Mariana não vive na ilha e não conhece as vítimas, mas entende que essa deve ser uma causa abraçada por toda a sociedade brasileira. “As crianças sempre serão o futuro, e o futuro depende do que fazemos no presente. Não tive contato com nenhuma vítima do Marajó, mas em meu círculo de amigas não há uma que não tenha sido abusada de alguma maneira na infância e/ou adolescência, provando que esse crime independe de lugar, cultura e classe social. O abusador não tem rosto nem nome específico, não se parece com um monstro e às vezes, sem saber, o chamamos até de ‘amigo’, ‘pai’, ou ‘tio’”, comenta a jovem estudante.
Segundo dados do Disque 100 (Disque Direitos Humanos), somente nos últimos cinco anos, foram contabilizados 895 casos de abuso e exploração sexual na região do arquipélago paraense. Já a Central de Atendimento à Mulher (Ligue 180) recebeu 452 denúncias de agressão contra a mulher. A quantidade de casos, entretanto, revela uma subnotificação na comunicação das ocorrências, visto que a quantidade real é ainda maior que os números registrados justamente porque a população não usa ou desconhece os canais de denúncia.
A polêmica fábrica de calcinhas
“Há uns 2 ou 3 anos eu venho acompanhando, por meio de algumas matérias, a situação das crianças da Ilha de Marajó. Indignada, não somente com toda a situação de descaso com a população marajoara, quanto com o desconhecimento do resto dos brasileiros a respeito disso, eu decidi criar o abaixo-assinado”, conta a estudante que mora em Curitiba (PR). Outra motivação de Mariana para lançar a petição foi se manifestar contra a forma com que a ministra da Mulher, da Família e dos Direitos Humanos, Damares Alves, tratou do assunto.
Em julho do ano passado, ao apresentar resultados do programa “Abrace o Marajó” a ministra chegou a sugerir a instalação de uma fábrica de calcinhas na região como forma de evitar o abuso sexual das crianças.

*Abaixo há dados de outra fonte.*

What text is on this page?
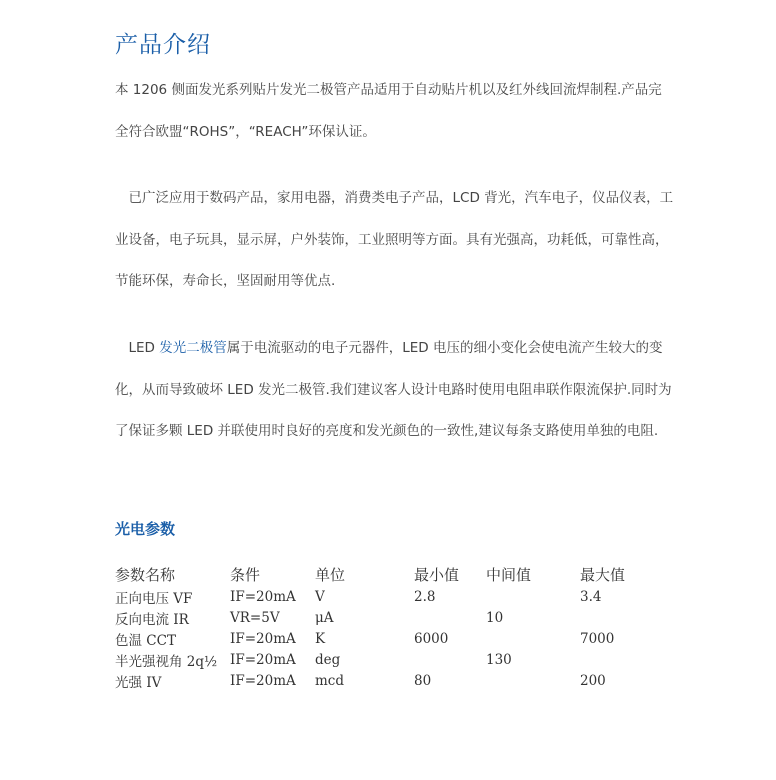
产品介绍

本 1206 侧面发光系列贴片发光二极管产品适用于自动贴片机以及红外线回流焊制程.产品完全符合欧盟“ROHS”，“REACH”环保认证。

　已广泛应用于数码产品，家用电器，消费类电子产品，LCD 背光，汽车电子，仪品仪表，工业设备，电子玩具，显示屏，户外装饰，工业照明等方面。具有光强高，功耗低，可靠性高，节能环保，寿命长，坚固耐用等优点.

　LED 发光二极管属于电流驱动的电子元器件，LED 电压的细小变化会使电流产生较大的变化，从而导致破坏 LED 发光二极管.我们建议客人设计电路时使用电阻串联作限流保护.同时为了保证多颗 LED 并联使用时良好的亮度和发光颜色的一致性,建议每条支路使用单独的电阻.

光电参数
参数名称	条件	单位	最小值	中间值	最大值
正向电压 VF	IF=20mA	V	2.8		3.4
反向电流 IR	VR=5V	μA		10	
色温 CCT	IF=20mA	K	6000		7000
半光强视角 2q½	IF=20mA	deg		130	
光强 IV	IF=20mA	mcd	80		200
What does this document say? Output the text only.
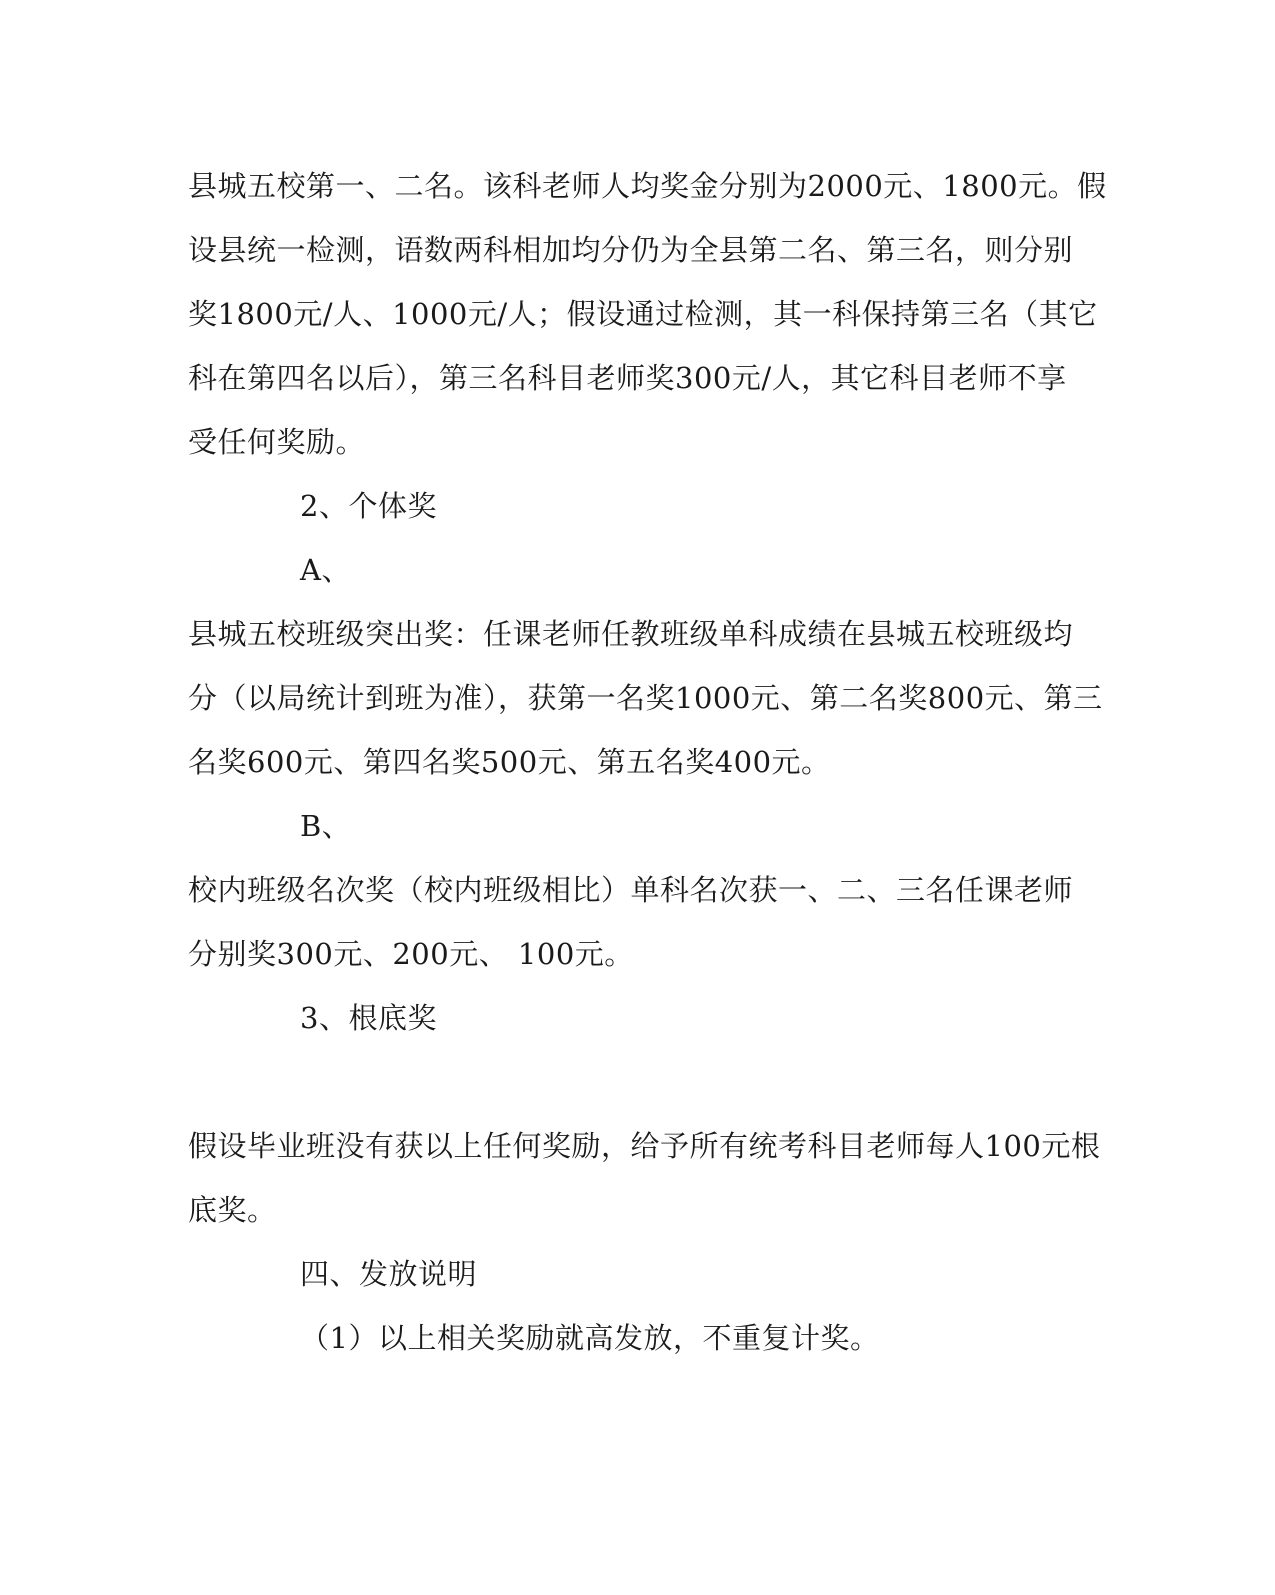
县城五校第一、二名。该科老师人均奖金分别为2000元、1800元。假
设县统一检测，语数两科相加均分仍为全县第二名、第三名，则分别
奖1800元/人、1000元/人；假设通过检测，其一科保持第三名（其它
科在第四名以后），第三名科目老师奖300元/人，其它科目老师不享
受任何奖励。
2、个体奖
A、
县城五校班级突出奖：任课老师任教班级单科成绩在县城五校班级均
分（以局统计到班为准），获第一名奖1000元、第二名奖800元、第三
名奖600元、第四名奖500元、第五名奖400元。
B、
校内班级名次奖（校内班级相比）单科名次获一、二、三名任课老师
分别奖300元、200元、 100元。
3、根底奖
假设毕业班没有获以上任何奖励，给予所有统考科目老师每人100元根
底奖。
四、发放说明
（1）以上相关奖励就高发放，不重复计奖。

Para a autora da petição, a fala de Damares culpabiliza as vítimas e as famílias dos crimes, e isenta o Estado de suas responsabilidades.
“O que a ministra Damares Alves falou foi um desserviço imenso para essas crianças. Alguém que ocupa o cargo de ministra da Mulher, da Família e dos Direitos Humanos não poderia de forma alguma compactuar com a cultura da culpabilização das vítimas de um abuso sexual. Sugerindo que os abusos acontecem por causa da vestimenta – ou falta dela”, fala Mariana.
Em uma região que tem os municípios mais pobres do país, incluindo a cidade de Melgaço, com o pior Índice de Desenvolvimento Humano (IDH) do Brasil, a miséria faz com que até mesmo algumas famílias cedam à exploração de suas crianças em troca de um resto de alimento, alguns objetos ou óleo diesel para usar como combustível para os barcos.
Mariana enfatiza que esse descaso com as vítimas e a impunidade com os abusadores levam a situação de abuso sexual se perpetuar não somente na Ilha de Marajó, mas em outros lugares do país. Por isso, a estudante pede no abaixo-assinado que medidas eficientes de políticas públicas sejam adotadas pelo governador do Pará, Helder Barbalho. Entre as demandas estão aumento da frota de policiais nos rios, prisão dos abusadores e dos responsáveis pelas balsas e mais proteção aos conselheiros e assistentes sociais.